In twenty-one of those years I have been married, & I’ve put up and decorated my own Christmas tree. This year is my twenty-second year of marriage and this year we put up, not just a Christmas tree but a friendship tree. A tiny little table top tree with a big heart and lots of soul.
Last night as the snow was falling, our little home was full of friends. Not just friends, but special people, whose kindness, trust and laughter and yes, tears I know I will carry with me all the rest of my life.
My friend Karen and I sat back, like spectators at some big event, sipping our wine, laughing and cheering on the festivities. Watching as Karen’s step children and our dear friend LaDonna decorated this special tree, I leaned over and whispered to Karen, “this is the first time I have not decorated my own tree.” That was when I realized we had a friendship tree this year.
If you have been following along, you will know that this has been my big year of personal change and growth. Somehow letting go and not decorating that tree, not controlling every single light and ornament placement, symbolizes for me how much letting go has really given me freedom.
This past week, I think I have learned more, felt more with my heart than I can really measure with time or say with words. My heart has ached for my friends as they have gone through a very difficult time. I’ve learned to cherish the traditions and memories of Christmas past, and to embrace and accept new ones.
I have wine bottle trees. I guess I should say, in the past, when I was doing more work with the metal than the glass, I welded up a bunch of “wine bottle trees”, you know – steel stakes with branches on it so that you could decorate it with empty bottles. They are fun and where else are you gonna put your empty wine bottles? I sold them mostly at wine festivals that I attended.
A few months ago, I started decorating a tree (a real tree) over in the side yard with empty wine, champagne, and yes tequila bottles from the various special events that had taken place over the summer. Each of the bottles reminds me of special time we had with our friends and family. I didn’t tell anyone that I had done this, and I don’t think until recently when the leaves all came off the tree that Charles even realized that I had been hanging the bottles up in the tree. My own little secret laugh.
Thanksgiving day my friend Karen lost her father. This week she lost one of her dearest friends, Amy. I only met Amy one time, she came out to my studio open house last spring. I was touched by her grace and dignity – she knew she was dying and didn’t have long – she was a beautiful soul and she was funny.
Last Sunday, I was honored to spend time with Karen as she shared family stories about her Dad, we drank a few bottles of wine and toasted his memory. Last night, we did the same for her friend, Amy.

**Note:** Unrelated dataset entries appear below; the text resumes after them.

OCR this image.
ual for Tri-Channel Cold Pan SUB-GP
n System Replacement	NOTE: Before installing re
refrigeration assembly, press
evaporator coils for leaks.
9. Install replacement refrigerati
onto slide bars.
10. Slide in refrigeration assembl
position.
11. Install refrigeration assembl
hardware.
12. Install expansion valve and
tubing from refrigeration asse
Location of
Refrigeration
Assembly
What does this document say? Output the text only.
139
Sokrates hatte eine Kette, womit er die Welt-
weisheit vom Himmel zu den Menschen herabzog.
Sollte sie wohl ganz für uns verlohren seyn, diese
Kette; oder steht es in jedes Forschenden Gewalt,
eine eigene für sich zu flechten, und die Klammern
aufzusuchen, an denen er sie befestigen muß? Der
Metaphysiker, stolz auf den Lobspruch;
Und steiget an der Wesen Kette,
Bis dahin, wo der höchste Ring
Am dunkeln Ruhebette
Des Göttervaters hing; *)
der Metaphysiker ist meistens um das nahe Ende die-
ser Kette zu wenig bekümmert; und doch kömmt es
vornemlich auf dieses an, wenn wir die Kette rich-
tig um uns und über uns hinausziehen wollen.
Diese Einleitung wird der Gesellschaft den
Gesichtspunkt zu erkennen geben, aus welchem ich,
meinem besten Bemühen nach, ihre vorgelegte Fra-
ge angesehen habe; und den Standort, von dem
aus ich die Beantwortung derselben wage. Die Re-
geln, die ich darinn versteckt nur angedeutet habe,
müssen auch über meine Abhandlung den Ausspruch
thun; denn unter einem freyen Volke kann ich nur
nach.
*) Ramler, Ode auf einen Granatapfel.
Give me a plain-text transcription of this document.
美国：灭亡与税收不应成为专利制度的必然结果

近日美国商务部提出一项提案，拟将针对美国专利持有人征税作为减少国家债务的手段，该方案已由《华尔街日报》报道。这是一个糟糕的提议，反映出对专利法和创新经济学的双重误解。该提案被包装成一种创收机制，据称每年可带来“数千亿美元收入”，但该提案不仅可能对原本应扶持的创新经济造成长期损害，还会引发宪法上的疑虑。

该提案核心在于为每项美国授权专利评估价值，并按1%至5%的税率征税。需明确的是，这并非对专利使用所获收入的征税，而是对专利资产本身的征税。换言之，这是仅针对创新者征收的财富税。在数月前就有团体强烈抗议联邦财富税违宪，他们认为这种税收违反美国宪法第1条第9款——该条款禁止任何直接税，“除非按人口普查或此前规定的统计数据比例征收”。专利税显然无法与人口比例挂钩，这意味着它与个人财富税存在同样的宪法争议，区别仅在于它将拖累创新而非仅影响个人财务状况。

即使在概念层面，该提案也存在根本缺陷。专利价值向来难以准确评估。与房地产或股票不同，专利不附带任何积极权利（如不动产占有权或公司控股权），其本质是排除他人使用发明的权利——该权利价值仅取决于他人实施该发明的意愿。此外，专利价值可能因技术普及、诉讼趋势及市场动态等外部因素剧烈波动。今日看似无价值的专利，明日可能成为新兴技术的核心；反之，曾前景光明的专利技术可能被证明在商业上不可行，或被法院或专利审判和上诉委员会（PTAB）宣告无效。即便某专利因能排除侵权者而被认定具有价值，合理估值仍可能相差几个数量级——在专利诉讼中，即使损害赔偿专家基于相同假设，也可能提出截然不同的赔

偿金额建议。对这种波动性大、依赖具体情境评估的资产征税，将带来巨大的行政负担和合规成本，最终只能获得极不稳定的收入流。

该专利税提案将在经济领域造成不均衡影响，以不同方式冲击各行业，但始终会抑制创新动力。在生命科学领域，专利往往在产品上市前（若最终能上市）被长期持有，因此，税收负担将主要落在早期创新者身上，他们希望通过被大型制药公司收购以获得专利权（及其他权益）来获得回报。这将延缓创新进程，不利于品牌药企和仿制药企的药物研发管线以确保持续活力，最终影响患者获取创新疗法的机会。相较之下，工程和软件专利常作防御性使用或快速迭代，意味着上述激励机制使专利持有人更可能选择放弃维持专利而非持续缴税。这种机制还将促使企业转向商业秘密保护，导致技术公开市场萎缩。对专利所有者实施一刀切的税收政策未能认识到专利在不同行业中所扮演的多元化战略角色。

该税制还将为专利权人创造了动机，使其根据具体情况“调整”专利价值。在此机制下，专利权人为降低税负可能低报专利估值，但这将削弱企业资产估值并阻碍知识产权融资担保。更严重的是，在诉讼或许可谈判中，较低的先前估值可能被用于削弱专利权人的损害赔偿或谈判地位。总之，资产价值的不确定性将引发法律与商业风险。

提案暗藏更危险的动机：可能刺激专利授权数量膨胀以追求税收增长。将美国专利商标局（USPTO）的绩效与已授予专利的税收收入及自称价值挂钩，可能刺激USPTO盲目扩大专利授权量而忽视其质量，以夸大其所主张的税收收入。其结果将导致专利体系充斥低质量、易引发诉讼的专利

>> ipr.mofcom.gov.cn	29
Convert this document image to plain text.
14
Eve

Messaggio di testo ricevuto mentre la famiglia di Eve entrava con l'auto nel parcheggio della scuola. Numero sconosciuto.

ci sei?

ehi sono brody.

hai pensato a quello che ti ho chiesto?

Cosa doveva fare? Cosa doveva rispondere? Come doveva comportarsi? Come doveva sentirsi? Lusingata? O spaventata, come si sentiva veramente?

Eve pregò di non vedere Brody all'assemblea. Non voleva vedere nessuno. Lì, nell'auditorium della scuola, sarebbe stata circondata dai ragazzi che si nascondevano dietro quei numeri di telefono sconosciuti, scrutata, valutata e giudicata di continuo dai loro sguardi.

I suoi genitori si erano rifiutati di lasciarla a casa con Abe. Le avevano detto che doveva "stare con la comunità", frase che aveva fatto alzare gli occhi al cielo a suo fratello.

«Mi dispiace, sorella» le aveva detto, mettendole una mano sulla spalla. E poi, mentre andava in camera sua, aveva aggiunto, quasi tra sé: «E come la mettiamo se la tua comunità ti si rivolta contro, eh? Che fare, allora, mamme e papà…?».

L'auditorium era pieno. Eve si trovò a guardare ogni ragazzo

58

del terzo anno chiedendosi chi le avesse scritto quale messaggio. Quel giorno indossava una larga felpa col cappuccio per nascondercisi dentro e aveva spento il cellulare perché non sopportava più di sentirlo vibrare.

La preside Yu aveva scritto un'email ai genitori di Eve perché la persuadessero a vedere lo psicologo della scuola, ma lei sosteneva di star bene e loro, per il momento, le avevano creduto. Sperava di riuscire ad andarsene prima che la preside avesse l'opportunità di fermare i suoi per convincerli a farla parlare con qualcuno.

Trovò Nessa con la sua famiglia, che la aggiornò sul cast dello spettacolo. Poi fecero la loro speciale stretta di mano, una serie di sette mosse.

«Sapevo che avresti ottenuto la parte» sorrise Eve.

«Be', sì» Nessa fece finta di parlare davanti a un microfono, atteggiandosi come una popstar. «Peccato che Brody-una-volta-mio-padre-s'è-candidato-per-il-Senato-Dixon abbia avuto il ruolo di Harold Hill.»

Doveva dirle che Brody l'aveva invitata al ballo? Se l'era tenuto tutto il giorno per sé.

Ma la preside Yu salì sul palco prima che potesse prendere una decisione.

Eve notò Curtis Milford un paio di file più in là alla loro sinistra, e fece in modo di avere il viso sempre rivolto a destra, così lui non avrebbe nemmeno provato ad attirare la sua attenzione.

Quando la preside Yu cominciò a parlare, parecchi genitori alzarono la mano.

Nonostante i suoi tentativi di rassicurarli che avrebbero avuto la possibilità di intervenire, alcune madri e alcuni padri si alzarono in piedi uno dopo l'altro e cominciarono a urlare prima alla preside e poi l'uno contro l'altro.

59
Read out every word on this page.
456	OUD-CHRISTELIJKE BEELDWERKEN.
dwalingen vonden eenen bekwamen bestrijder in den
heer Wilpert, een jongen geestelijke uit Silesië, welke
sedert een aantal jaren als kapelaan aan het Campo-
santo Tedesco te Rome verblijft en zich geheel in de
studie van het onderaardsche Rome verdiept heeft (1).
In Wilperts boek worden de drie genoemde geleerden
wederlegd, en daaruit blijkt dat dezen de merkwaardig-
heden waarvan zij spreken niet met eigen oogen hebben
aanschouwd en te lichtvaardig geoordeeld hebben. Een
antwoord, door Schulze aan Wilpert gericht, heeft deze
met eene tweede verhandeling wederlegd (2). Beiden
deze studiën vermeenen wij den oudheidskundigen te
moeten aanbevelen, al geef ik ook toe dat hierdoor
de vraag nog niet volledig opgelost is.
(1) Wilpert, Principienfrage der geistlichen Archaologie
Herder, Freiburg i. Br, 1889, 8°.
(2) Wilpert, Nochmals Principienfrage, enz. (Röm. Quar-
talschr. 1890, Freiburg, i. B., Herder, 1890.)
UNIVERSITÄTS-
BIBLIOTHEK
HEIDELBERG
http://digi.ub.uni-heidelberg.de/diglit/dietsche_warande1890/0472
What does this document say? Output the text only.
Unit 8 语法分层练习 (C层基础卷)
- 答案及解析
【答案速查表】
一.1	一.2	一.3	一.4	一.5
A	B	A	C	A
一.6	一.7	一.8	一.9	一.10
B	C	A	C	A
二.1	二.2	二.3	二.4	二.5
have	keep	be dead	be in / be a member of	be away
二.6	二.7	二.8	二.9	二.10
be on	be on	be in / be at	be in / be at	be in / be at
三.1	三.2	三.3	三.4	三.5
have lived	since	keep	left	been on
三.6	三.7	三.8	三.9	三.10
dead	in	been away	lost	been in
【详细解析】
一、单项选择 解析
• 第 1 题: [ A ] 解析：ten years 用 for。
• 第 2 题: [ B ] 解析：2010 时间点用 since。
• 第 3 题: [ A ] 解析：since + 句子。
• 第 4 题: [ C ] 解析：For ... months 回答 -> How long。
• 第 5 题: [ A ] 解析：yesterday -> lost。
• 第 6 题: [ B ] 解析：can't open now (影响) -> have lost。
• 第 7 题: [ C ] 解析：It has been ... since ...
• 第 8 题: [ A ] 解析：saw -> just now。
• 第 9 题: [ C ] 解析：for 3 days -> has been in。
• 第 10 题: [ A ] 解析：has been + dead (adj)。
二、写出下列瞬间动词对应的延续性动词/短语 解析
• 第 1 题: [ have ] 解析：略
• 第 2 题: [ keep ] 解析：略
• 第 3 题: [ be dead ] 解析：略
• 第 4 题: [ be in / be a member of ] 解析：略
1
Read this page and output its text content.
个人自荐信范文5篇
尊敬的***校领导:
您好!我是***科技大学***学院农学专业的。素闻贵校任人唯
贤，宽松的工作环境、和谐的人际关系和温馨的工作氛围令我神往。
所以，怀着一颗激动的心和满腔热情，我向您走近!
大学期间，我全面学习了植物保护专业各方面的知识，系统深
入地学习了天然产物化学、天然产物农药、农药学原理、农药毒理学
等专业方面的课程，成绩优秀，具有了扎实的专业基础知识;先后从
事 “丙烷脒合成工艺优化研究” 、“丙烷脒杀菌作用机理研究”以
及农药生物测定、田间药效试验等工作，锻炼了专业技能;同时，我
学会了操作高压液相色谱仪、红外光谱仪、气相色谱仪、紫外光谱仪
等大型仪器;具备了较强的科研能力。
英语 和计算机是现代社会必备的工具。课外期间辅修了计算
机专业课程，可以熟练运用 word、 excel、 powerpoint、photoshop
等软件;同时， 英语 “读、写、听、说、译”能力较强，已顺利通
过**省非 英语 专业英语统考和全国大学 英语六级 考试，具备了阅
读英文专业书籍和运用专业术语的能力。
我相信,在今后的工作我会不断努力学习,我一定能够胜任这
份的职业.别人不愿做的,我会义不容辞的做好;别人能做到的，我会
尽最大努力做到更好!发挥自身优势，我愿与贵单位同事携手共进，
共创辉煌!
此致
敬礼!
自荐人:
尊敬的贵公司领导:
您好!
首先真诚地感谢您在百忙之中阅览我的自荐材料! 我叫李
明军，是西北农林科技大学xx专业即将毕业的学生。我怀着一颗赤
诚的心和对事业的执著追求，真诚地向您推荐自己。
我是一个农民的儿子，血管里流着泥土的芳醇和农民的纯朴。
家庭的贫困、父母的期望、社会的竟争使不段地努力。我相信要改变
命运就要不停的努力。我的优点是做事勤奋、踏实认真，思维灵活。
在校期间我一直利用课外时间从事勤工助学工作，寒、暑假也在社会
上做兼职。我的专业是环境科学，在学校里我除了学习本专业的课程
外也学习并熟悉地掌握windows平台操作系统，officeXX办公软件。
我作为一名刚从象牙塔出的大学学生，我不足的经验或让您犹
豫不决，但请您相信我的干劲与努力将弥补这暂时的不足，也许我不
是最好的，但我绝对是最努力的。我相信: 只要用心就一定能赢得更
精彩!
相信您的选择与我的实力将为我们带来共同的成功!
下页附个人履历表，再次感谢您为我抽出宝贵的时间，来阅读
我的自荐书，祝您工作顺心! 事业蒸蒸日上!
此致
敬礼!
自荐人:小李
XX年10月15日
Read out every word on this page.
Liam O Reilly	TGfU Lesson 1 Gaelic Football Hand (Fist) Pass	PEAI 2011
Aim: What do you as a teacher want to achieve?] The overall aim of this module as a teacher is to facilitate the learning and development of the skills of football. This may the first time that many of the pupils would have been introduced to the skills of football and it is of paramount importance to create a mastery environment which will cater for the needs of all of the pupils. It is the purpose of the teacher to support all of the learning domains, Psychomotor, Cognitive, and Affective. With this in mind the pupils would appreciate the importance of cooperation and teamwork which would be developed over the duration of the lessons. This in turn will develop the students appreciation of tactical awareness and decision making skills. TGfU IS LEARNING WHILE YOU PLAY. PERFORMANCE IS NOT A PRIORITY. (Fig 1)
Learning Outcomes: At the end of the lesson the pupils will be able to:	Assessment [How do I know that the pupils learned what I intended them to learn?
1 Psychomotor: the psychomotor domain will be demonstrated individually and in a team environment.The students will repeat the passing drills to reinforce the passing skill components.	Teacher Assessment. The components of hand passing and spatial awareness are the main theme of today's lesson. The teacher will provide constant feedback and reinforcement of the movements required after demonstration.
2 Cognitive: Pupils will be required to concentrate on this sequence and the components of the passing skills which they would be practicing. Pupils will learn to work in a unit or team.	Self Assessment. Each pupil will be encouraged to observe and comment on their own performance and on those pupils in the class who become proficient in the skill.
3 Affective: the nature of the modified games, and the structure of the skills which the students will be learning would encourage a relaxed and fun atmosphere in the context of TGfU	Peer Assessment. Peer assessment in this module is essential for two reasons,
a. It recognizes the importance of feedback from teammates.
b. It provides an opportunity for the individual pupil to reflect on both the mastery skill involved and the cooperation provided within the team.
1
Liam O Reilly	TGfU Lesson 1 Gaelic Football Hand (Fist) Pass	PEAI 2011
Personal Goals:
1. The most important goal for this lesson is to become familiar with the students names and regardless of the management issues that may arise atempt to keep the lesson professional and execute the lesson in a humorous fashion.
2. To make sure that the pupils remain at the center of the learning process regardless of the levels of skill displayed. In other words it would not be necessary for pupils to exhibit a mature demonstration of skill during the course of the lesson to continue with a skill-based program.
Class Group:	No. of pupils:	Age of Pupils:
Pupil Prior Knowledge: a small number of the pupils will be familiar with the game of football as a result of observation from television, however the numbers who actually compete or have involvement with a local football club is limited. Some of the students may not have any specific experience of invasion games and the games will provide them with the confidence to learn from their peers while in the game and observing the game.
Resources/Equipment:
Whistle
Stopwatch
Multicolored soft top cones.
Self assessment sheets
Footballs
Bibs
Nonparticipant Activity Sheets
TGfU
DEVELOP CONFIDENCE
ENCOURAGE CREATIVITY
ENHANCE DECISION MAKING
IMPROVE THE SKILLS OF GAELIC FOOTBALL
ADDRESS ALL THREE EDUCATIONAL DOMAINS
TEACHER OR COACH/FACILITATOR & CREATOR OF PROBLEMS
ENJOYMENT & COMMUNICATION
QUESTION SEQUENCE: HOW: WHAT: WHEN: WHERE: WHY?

Early morning as the snow was melting, I quietly added those bottles to my tree. I had been calling it a wine bottle tree, but somehow this morning as I hung each bottle, I realized that this too was a friendship tree – a living friendship tree.
We are not of material things but of spirit. Some how after I wrote that I had to laugh – the double meaning of spirit tickled my funny bone and sick sense of humor. Then, I recalled how Karen told me it was laughter that was getting her through the hard times.